Been working on a videogame. I had 'finished' it like a year ago after I realized I've started like a dozen big projects and finished exactly 0 and gave myself an arbitrary deadline. I was never happy with how it turned out and I've gone back to the old grind of wildly increasing the scope until it becomes unfinishable again. Just 'finished' adding a Shepard tone generator so that the you-just-got-a-point chimes can sound like theyre increasing forever. https://drive.google.com/open?id=0B3zgopc5XYLaSTc2LVZmZUdXVTQ It plays too many sounds for the game to handle if youre too fast at getting points though so at some point I'm going to have to fix that. I'm also geting close to done with my website idea, rifflist.org, (right now at http://www.spentronics.heliohost.org ) but learning how on earth php/sql works isnt nearly as fun as screwing around with 'ding' sound effects.
Projects I always have to many ongoing projects to make steady progress on any of them. I'm in the middle of setting up a backup server with a raspberry-pi with rsnapshot. My goal is a completely automatic, wife-friendly backup system. I'm 90% done; only a couple windows 10 kinks to sort out. I've also started working again on a dormant coding project I started to teach myself about machine learning. I've been interested in it ever since I read a Martin Gardner book in middle-school that had an explanation of a simple reinforcement-leaning idea. My purpose is to teach myself about ML, not solve a particular problem, so I am teaching as many ML algorithms as I can understand to play tic-tac-toe. And the third, and highest priority project I'm about to start is to sand, stain, finish, and re-cushion four discarded dining room chairs we found last week.
I feel you about that too many projects thing. I always think I'm picking the simplest possible thing and then I find out its way more work than it seemed get a little discouraged, jump to another, get excited for the first again rinse and repeat.
The amount of data I have that both changes frequently and is vital to have available right after a computer crash is less than a few gigs, All of that is in either dropbox or Google drive free storage, and the more sensitive stuff i keep in encrypted volumes in Dropbox. But the less important stuff i want backed up is >1tb, so I didn't want to pay for a cloud backup service since it would get expensive and I didn't think it was necessary. Rsnapshot is basically just some rotation scripts for rsync, so it has the bandwidth benefits of incremental backups, but saves me some backup management complexity. I also like the way rsnapshot stores the backup file tree: it used hard links for identical files, but it doesn't store differentials for changed files- it stores the whole file. This takes up a bit more space, but it again simplifies the admin: I simply share that backed up file tree read-only to the network, and authorized users can restore accidentally changed or deleted files without remote access to the server (wife-friendliness). So that's why I picked rsnapshot over rsync or rdiff-backup.
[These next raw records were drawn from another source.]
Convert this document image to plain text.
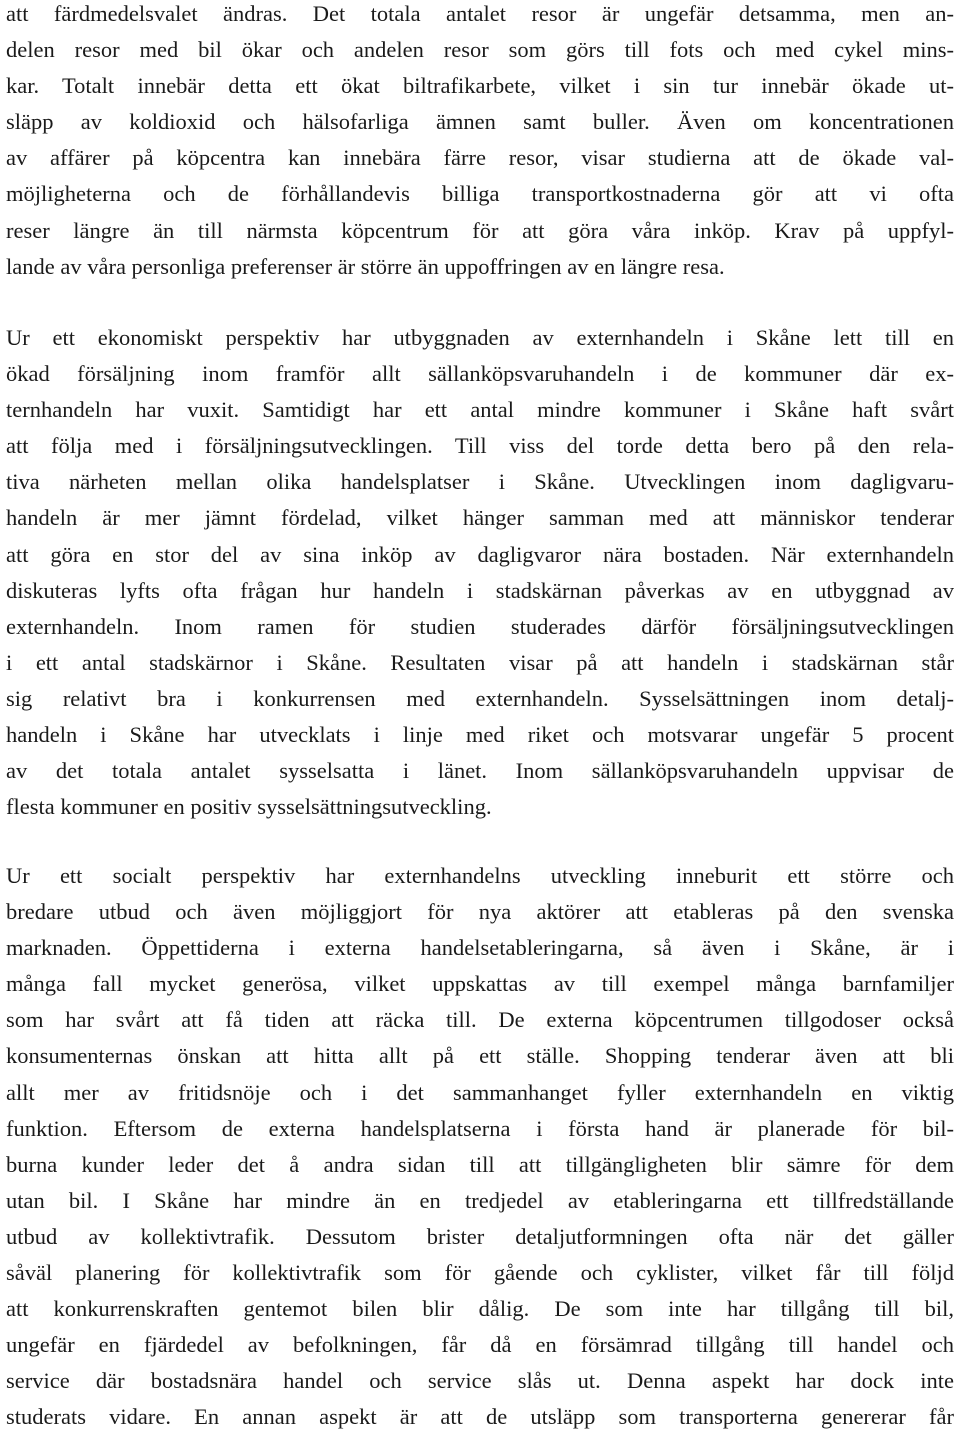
att färdmedelsvalet ändras. Det totala antalet resor är ungefär detsamma, men an-
delen resor med bil ökar och andelen resor som görs till fots och med cykel mins-
kar. Totalt innebär detta ett ökat biltrafikarbete, vilket i sin tur innebär ökade ut-
släpp av koldioxid och hälsofarliga ämnen samt buller. Även om koncentrationen
av affärer på köpcentra kan innebära färre resor, visar studierna att de ökade val-
möjligheterna och de förhållandevis billiga transportkostnaderna gör att vi ofta
reser längre än till närmsta köpcentrum för att göra våra inköp. Krav på uppfyl-
lande av våra personliga preferenser är större än uppoffringen av en längre resa.
Ur ett ekonomiskt perspektiv har utbyggnaden av externhandeln i Skåne lett till en
ökad försäljning inom framför allt sällanköpsvaruhandeln i de kommuner där ex-
ternhandeln har vuxit. Samtidigt har ett antal mindre kommuner i Skåne haft svårt
att följa med i försäljningsutvecklingen. Till viss del torde detta bero på den rela-
tiva närheten mellan olika handelsplatser i Skåne. Utvecklingen inom dagligvaru-
handeln är mer jämnt fördelad, vilket hänger samman med att människor tenderar
att göra en stor del av sina inköp av dagligvaror nära bostaden. När externhandeln
diskuteras lyfts ofta frågan hur handeln i stadskärnan påverkas av en utbyggnad av
externhandeln. Inom ramen för studien studerades därför försäljningsutvecklingen
i ett antal stadskärnor i Skåne. Resultaten visar på att handeln i stadskärnan står
sig relativt bra i konkurrensen med externhandeln. Sysselsättningen inom detalj-
handeln i Skåne har utvecklats i linje med riket och motsvarar ungefär 5 procent
av det totala antalet sysselsatta i länet. Inom sällanköpsvaruhandeln uppvisar de
flesta kommuner en positiv sysselsättningsutveckling.
Ur ett socialt perspektiv har externhandelns utveckling inneburit ett större och
bredare utbud och även möjliggjort för nya aktörer att etableras på den svenska
marknaden. Öppettiderna i externa handelsetableringarna, så även i Skåne, är i
många fall mycket generösa, vilket uppskattas av till exempel många barnfamiljer
som har svårt att få tiden att räcka till. De externa köpcentrumen tillgodoser också
konsumenternas önskan att hitta allt på ett ställe. Shopping tenderar även att bli
allt mer av fritidsnöje och i det sammanhanget fyller externhandeln en viktig
funktion. Eftersom de externa handelsplatserna i första hand är planerade för bil-
burna kunder leder det å andra sidan till att tillgängligheten blir sämre för dem
utan bil. I Skåne har mindre än en tredjedel av etableringarna ett tillfredställande
utbud av kollektivtrafik. Dessutom brister detaljutformningen ofta när det gäller
såväl planering för kollektivtrafik som för gående och cyklister, vilket får till följd
att konkurrenskraften gentemot bilen blir dålig. De som inte har tillgång till bil,
ungefär en fjärdedel av befolkningen, får då en försämrad tillgång till handel och
service där bostadsnära handel och service slås ut. Denna aspekt har dock inte
studerats vidare. En annan aspekt är att de utsläpp som transporterna genererar får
That sounds like you have the right choice of tool then haha, just remember to test your backups every so often; I'm guessing you're using an external hard drive with the pi -- noticed any problems from the USB and ethernet sharing a bus? I've seen that as the common reason to avoid using it as a torrent box or anything IO heavy.
It's kinda slow. But for me slow isn't the end of the world. If I fat-finger delete a vacation album, it will only take a few minutes to restore. If a laptop crashes and I have a few hundred GBs to restore, I'll just unplug the drive and transfer directly.